INTERNATIONAL STANDARD ISO/IEC 26551:2012(E)

Software and systems engineering — Tools and methods for
product line requirements engineering
1 Scope
This International Standard deals with the tools and methods of requirements engineering for software and
systems product line. The scope of this International Standard is as follows:
 provide the terms and definitions specific to requirements engineering for software and systems
product lines.
 define process groups and their processes performed during product line requirements engineering.
Those processes are described in terms of purpose, inputs, tasks, and outcomes.
 define method capabilities to support the defined tasks of each process.
 define tool capabilities to automate/semi-automate tasks or defined method capabilities.
This International Standard does not concern processes and capabilities of requirements tools and methods
for a single system but rather deals with those for a family of products.

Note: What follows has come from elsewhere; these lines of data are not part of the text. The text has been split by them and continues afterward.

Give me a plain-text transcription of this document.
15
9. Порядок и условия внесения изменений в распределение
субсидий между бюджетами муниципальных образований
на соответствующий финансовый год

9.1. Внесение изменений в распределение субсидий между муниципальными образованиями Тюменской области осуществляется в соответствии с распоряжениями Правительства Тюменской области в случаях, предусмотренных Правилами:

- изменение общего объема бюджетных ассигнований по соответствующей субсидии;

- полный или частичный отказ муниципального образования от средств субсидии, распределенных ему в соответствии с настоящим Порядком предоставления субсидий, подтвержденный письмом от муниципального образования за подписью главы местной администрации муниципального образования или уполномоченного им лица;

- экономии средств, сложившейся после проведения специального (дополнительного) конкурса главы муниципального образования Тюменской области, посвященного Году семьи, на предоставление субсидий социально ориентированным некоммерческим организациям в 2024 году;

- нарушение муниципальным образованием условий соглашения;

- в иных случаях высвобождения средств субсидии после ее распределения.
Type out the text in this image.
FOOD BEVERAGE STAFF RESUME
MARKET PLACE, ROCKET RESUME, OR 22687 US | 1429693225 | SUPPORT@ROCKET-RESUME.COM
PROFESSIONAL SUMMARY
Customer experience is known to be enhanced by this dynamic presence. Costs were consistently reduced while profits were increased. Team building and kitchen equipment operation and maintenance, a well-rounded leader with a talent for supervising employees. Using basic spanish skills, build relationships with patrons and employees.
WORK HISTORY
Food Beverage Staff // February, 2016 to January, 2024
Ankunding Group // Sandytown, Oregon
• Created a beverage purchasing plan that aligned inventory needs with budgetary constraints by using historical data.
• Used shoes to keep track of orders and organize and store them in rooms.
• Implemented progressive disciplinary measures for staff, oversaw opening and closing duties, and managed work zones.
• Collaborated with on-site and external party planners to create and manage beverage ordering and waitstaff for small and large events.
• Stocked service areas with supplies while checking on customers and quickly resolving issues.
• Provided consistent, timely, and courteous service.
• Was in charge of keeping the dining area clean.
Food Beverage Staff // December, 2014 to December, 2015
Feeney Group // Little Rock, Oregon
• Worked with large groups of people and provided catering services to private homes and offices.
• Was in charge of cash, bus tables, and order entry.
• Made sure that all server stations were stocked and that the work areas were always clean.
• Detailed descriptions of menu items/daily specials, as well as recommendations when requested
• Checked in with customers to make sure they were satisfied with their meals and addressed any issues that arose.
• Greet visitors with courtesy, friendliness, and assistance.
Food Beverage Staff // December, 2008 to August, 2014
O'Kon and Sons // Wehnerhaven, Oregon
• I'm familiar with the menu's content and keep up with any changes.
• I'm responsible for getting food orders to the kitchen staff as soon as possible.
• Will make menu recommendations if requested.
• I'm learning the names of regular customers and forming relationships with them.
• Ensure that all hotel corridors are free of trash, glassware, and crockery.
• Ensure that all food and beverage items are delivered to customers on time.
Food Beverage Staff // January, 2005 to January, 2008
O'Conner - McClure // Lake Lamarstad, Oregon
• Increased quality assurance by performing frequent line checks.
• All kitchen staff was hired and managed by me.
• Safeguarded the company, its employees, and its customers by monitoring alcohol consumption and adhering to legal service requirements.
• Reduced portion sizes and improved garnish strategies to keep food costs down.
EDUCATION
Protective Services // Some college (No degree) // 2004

NOTE This International Standard is not suitable for handling physical artifacts. In the Systems arena, the word
"Product" must be understood as System-level artefacts, such as requirement documents, architectural data, validation
plans, Behavioral Models, etc. In any case, the word "Product" must not be understood as physical items such as
electronic boards, mechanical parts or qualified human operators. In the case of the Software components of a Systems,
this International Standard can apply twice: once to handle the System-Level Product Line and a second time to handle
the Software Part Product Line, if any. The Product Line processes are recursive within the different levels of Products.
2 Normative references
The following referenced documents are indispensable for the application of this document. For dated
references, only the edition cited applies. For undated references, the latest edition of the referenced
document (including any amendments) applies.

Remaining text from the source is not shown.